Before you travel a long way, you make a checklist of what to do. You pack clothes. Ask your neighbour to collect your mail. Lock all the doors. Then finally you go. By checking everything off your “to do” list, you eliminate many unnecessary bumps along the way.
Adopt a similar mindset when you prepare an “investing trip” with a growth stock.
With MarketSmith India’s research tools, you can quickly build a watch list of potential market stars. But your work does not end there. To raise the probability of notching a 20% winner here and a 200% screamer there, you need to devote time to identify stocks that already show signs of strength.
A stock base pattern serves at least two vital functions. One, it marks the beginning of a resting phase for a stock that has already moved sharply higher. This resting period can last as little as four weeks or as long as 65 weeks or even longer. The base gives big investors a chance to pick up shares as others unload their shares to cash in gains.
Once the herd of desperate sellers disperse, a new crowd of hungry buyers sends the stock catapulting to a new advance.
Whether you are a beginner or a veteran CAN SLIM stock picker, you can always benefit from this checklist to help you sort among your stock candidates and increase your profit potential.
• Did the stock make a run-up of at least 30% before beginning its base? You want to see evidence of a stock’s ability to rally with vigour before you invest your hard-earned cash. If a stock has already broken out of a first base, it needs to gain at least 20% before settling into a new pattern.
• Does the base meet the minimum required length of time? A flat base needs at least five weeks, a cup six weeks, a cup-with-handle or double bottom seven weeks. Long cups and saucers can form over a year or longer.
• If there is a handle, did it form in the upper half of the base? Use the midpoint test. Add the highest price within the handle to the lowest price and divide by two. Find the midpoint of the base. The handle’s midpoint should be higher.
• Are there signs of accumulation? Did the cup base form smoothly? Was the depth of the cup within limits?
Look for weeks in which shares rose on heavy volume. On a daily chart, gap-ups in strong volume are a plus. A cup should in most cases show a decline of no more than 35%. Flat bases have a dip of less than 15%.
One of India’s leading financial services company, Edelweiss Fnsr. passed this checklist in the early late 2016. From January 2015 to April 2016, the stock moved like a sitting duck. However, the stock ramped up 108% from 61.75 to 128.80 during May-October 2016 on the back of solid earnings growth and a rally in NBFC stocks.
Following the footsteps of other growth stocks, Edelweiss took a beating as the Indian market came under massive selling pressure in the aftermath of demonetisation. The stock faded in November 2016, starting a 17-week long cup-with-handle base pattern. It fell 36% from the base’s high to low.
While the base depth was marginally higher than our liking, it was yet reasonable considering many leading stocks had fallen much more. On a closer look, the stock witnessed selling on low volume, while up days came on massive volume, indicating accumulation within the base (1).

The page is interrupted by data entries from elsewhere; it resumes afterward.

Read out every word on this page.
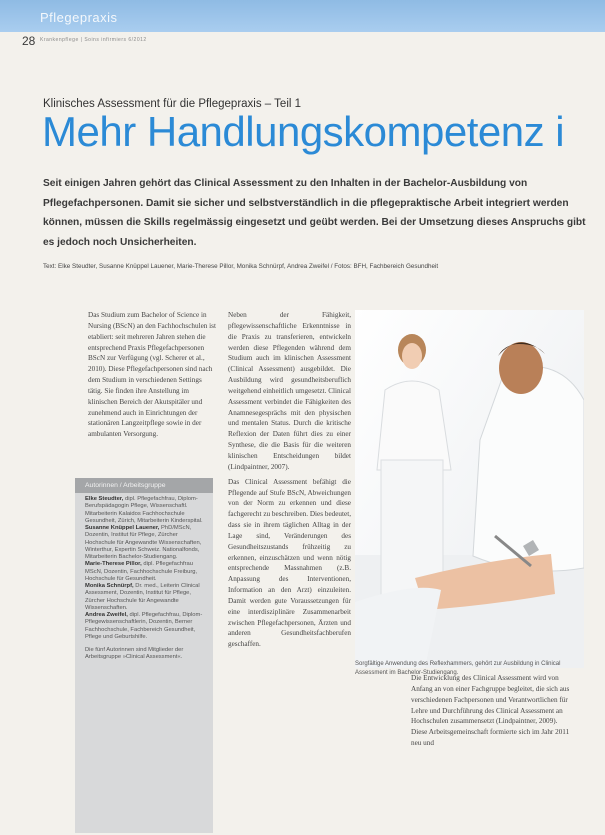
Pflegepraxis
28 Krankenpflege | Soins infirmiers 6/2012
Klinisches Assessment für die Pflegepraxis – Teil 1
Mehr Handlungskompetenz i

Seit einigen Jahren gehört das Clinical Assessment zu den Inhalten in der Bachelor-Ausbildung von Pflegefachpersonen. Damit sie sicher und selbstverständlich in die pflegepraktische Arbeit integriert werden können, müssen die Skills regelmässig eingesetzt und geübt werden. Bei der Umsetzung dieses Anspruchs gibt es jedoch noch Unsicherheiten.

Text: Elke Steudter, Susanne Knüppel Lauener, Marie-Therese Pillor, Monika Schnürpf, Andrea Zweifel / Fotos: BFH, Fachbereich Gesundheit

Das Studium zum Bachelor of Science in Nursing (BScN) an den Fachhochschulen ist etabliert: seit mehreren Jahren stehen die entsprechend Praxis Pflegefachpersonen BScN zur Verfügung (vgl. Scherer et al., 2010). Diese Pflegefachpersonen sind nach dem Studium in verschiedenen Settings tätig. Sie finden ihre Anstellung im klinischen Bereich der Akutspitäler und zunehmend auch in Einrichtungen der stationären Langzeitpflege sowie in der ambulanten Versorgung.

Neben der Fähigkeit, pflegewissenschaftliche Erkenntnisse in die Praxis zu transferieren, entwickeln werden diese Pflegenden während dem Studium auch im klinischen Assessment (Clinical Assessment) ausgebildet. Die Ausbildung wird gesundheitsberuflich weitgehend einheitlich umgesetzt. Clinical Assessment verbindet die Fähigkeiten des Anamnesegesprächs mit den physischen und mentalen Status. Durch die kritische Reflexion der Daten führt dies zu einer Synthese, die die Basis für die weiteren klinischen Entscheidungen bildet (Lindpaintner, 2007).
Das Clinical Assessment befähigt die Pflegende auf Stufe BScN, Abweichungen von der Norm zu erkennen und diese fachgerecht zu beschreiben. Dies bedeutet, dass sie in ihrem täglichen Alltag in der Lage sind, Veränderungen des Gesundheitszustands frühzeitig zu erkennen, einzuschätzen und wenn nötig entsprechende Massnahmen (z.B. Anpassung des Interventionen, Information an den Arzt) einzuleiten. Damit werden gute Voraussetzungen für eine interdisziplinäre Zusammenarbeit zwischen Pflegefachpersonen, Ärzten und anderen Gesundheitsfachberufen geschaffen.

Sorgfältige Anwendung des Reflexhammers, gehört zur Ausbildung in Clinical Assessment im Bachelor-Studiengang.

Autorinnen / Arbeitsgruppe

Elke Steudter, dipl. Pflegefachfrau, Diplom-Berufspädagogin Pflege, Wissenschaftl. Mitarbeiterin Kalaidos Fachhochschule Gesundheit, Zürich, Mitarbeiterin Kinderspital.

Susanne Knüppel Lauener, PhD/MScN, Dozentin, Institut für Pflege, Zürcher Hochschule für Angewandte Wissenschaften, Winterthur, Expertin Schweiz. Nationalfonds, Mitarbeiterin Bachelor-Studiengang.

Marie-Therese Pillor, dipl. Pflegefachfrau MScN, Dozentin, Fachhochschule Freiburg, Hochschule für Gesundheit.

Monika Schnürpf, Dr. med., Leiterin Clinical Assessment, Dozentin, Institut für Pflege, Zürcher Hochschule für Angewandte Wissenschaften.

Andrea Zweifel, dipl. Pflegefachfrau, Diplom-Pflegewissenschaftlerin, Dozentin, Berner Fachhochschule, Fachbereich Gesundheit, Pflege und Geburtshilfe.

Die fünf Autorinnen sind Mitglieder der Arbeitsgruppe »Clinical Assessment«.

Die Entwicklung des Clinical Assessment wird von Anfang an von einer Fachgruppe begleitet, die sich aus verschiedenen Fachpersonen und Verantwortlichen für Lehre und Durchführung des Clinical Assessment an Hochschulen zusammensetzt (Lindpaintner, 2009). Diese Arbeitsgemeinschaft formierte sich im Jahr 2011 neu und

One more key point to observe is the strong support that the stock found near its 200-day moving average (2).
Edelweiss formed a handle in early February 2017, which saw a massive dry-up in volumes. The handle was also formed in the upper half of the base (3), ticking one more box in the checklist. Once the final set of weak investors was bored out during the handle formation, the stock broke out into new highs and delivered an impressive return of 134% in the next nine months.
While the stock’s gains can be largely attributed to the Company’s strong earnings profile, its cup-with-handle base pattern had ticked all the boxes in the checklist of a great base pattern.
In the current environment, a majority of growth stocks would go through a resting period and build base patterns as the market works its way through a bottom. This is the time when the next set of big winners would prepare themselves for huge price advances. As CAN SLIM investors, our focus should be on screening quality stocks with strong earnings profile. Once the market reverses trend, those quality stocks would be the first ones to lead the market rally. And the base checklist would come in handy in quickly analysing whether a particular stock has built a great base pattern.